Правда, чистые теоретики у нас встречаются редко: вот одно из немногих преимуществ малого народа. Есть, однако, теоретизирующие критики. Они отличаются тем, что хотят выделиться из толпы прочих рецензентов: odi profanum! [24] Отыдите, непосвященные! (лат.)
Они желают иметь собственные системы, собственные школы, собственных учеников. Если им не хватает собственных мыслей — обычно так и бывает, — они повторяют чужие. Возводят свои теоретические дворцы, которые на деле оказываются собачьими будками. Цепи, на которых они держат нескольких своих любимцев — воображаемые. Школа хороша для школяров: подлинный художник рвет цепи, опрокидывает школу, даже ту, из которой вышел сам. Нет последовательных импрессионистов — они существуют только в теории. На самом деле импрессионисты интенсивнее всего ощущали как раз то, что отличало их друг от друга; исходя из общего, они в своих творениях стремились стать неповторимо индивидуальными. Обобщение, система возникают только как следствие художественной практики; новая практика опровергает старую систему и дает простор новому толкованию. Практика лежит — должна лежать — в самом истоке. Если дело обстоит иначе — горе практике!

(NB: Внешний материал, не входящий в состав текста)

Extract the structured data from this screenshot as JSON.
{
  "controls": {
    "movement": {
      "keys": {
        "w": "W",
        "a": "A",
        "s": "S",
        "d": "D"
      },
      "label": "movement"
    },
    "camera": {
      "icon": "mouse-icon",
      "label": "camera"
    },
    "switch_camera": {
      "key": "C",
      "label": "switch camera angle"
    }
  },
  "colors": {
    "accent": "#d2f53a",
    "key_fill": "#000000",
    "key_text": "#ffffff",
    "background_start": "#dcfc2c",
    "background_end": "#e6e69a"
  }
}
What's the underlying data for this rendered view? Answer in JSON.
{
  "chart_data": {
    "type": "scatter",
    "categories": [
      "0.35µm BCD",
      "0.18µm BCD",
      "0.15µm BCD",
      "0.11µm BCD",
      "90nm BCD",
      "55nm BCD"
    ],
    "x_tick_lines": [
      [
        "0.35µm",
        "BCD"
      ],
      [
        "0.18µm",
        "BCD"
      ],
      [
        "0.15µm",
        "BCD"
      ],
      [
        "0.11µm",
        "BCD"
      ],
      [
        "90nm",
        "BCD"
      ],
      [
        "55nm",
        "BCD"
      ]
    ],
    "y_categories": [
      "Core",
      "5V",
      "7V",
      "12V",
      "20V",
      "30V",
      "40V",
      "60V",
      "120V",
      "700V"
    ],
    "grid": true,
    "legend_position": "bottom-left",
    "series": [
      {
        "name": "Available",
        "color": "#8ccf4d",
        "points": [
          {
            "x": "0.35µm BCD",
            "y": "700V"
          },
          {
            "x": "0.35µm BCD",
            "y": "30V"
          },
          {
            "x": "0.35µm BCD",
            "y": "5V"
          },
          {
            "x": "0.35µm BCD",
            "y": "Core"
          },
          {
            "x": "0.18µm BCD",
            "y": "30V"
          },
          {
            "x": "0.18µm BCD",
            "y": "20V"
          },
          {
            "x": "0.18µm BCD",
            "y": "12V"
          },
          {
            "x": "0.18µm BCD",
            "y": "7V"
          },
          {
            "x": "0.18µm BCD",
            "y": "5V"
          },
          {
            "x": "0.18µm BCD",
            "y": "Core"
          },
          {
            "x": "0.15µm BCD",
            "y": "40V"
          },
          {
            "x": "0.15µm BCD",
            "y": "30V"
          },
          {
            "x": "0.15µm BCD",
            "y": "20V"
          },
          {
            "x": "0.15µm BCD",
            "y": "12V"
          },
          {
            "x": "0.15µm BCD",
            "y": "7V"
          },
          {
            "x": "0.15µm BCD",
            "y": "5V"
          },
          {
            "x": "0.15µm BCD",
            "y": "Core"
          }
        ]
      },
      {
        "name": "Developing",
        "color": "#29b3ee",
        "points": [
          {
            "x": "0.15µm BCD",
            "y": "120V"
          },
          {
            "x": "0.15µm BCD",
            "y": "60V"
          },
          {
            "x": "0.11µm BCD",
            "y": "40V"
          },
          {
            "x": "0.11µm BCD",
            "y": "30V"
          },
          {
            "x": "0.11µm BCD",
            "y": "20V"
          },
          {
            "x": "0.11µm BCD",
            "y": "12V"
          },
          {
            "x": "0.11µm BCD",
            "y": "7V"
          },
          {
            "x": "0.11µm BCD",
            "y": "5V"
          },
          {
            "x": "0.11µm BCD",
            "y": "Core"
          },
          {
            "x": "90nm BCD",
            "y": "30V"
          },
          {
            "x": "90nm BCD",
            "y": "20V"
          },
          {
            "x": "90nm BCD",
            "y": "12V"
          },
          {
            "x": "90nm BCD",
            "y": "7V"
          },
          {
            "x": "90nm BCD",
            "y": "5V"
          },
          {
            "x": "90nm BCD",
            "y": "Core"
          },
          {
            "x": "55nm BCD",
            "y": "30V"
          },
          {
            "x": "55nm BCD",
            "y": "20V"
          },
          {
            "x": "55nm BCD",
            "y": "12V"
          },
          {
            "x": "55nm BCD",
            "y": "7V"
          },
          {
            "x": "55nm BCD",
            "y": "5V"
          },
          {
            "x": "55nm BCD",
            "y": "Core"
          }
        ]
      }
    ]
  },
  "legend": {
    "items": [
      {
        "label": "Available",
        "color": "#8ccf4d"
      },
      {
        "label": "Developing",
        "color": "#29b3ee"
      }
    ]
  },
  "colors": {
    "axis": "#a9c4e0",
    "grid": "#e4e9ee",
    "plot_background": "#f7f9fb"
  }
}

Искусство неотделимо от жизни, неотделимо от движения; оно само — движение. Как хорошо, что это так! У него лишь один общий закон: оно не выносит методику системы.
Но все же: что, если наши теоретизирующие критики дают нам совершенно надежный и верный ключ к вратам искусства? Ни в жизни, ни в искусстве нельзя упускать представившуюся возможность; мы знаем — возможности никогда не повторяются полностью.
Что же делается за теоретическими кулисами и перед ними? Что нам предлагают? Теоретик-практик говорит: «Зондировать глубины». Рецензент дополняет его: «Зондировать глубины современной души». А теоретик-критик, или критик-теоретик, требует: «Обнажать живое ядро человеческого бытия». Как видим, в нашем теоретическом микромире мода на большие слова. Я имею в виду, естественно, слова пустые. Конечно, эти старо-новые слова звучат торжественнее и даже человечнее, чем звучали пустые слова несколько лет назад. (Вспомните: «социальный контекст» и тому подобное.) Но это еще вовсе не значит, что они менее пусты. Пустота остается пустотой, будь она «человечной» или «догматичной». «Обнажать живое ядро человеческого бытия» — великолепная программа… для биологии. В искусстве же это весьма затасканная фраза. А «зондировать глубины»! Ах, глубже, еще глубже! Но если кто и спустился низко, скажем, к самой коже, к нутру, к половым органам, к началам и первичным восприятиям человека, к примитивным ассоциациям, — это еще вовсе не значит, что он глубок. Напротив, при такого рода погружении в глубины мы слишком часто находим множество тягостно мелких мест.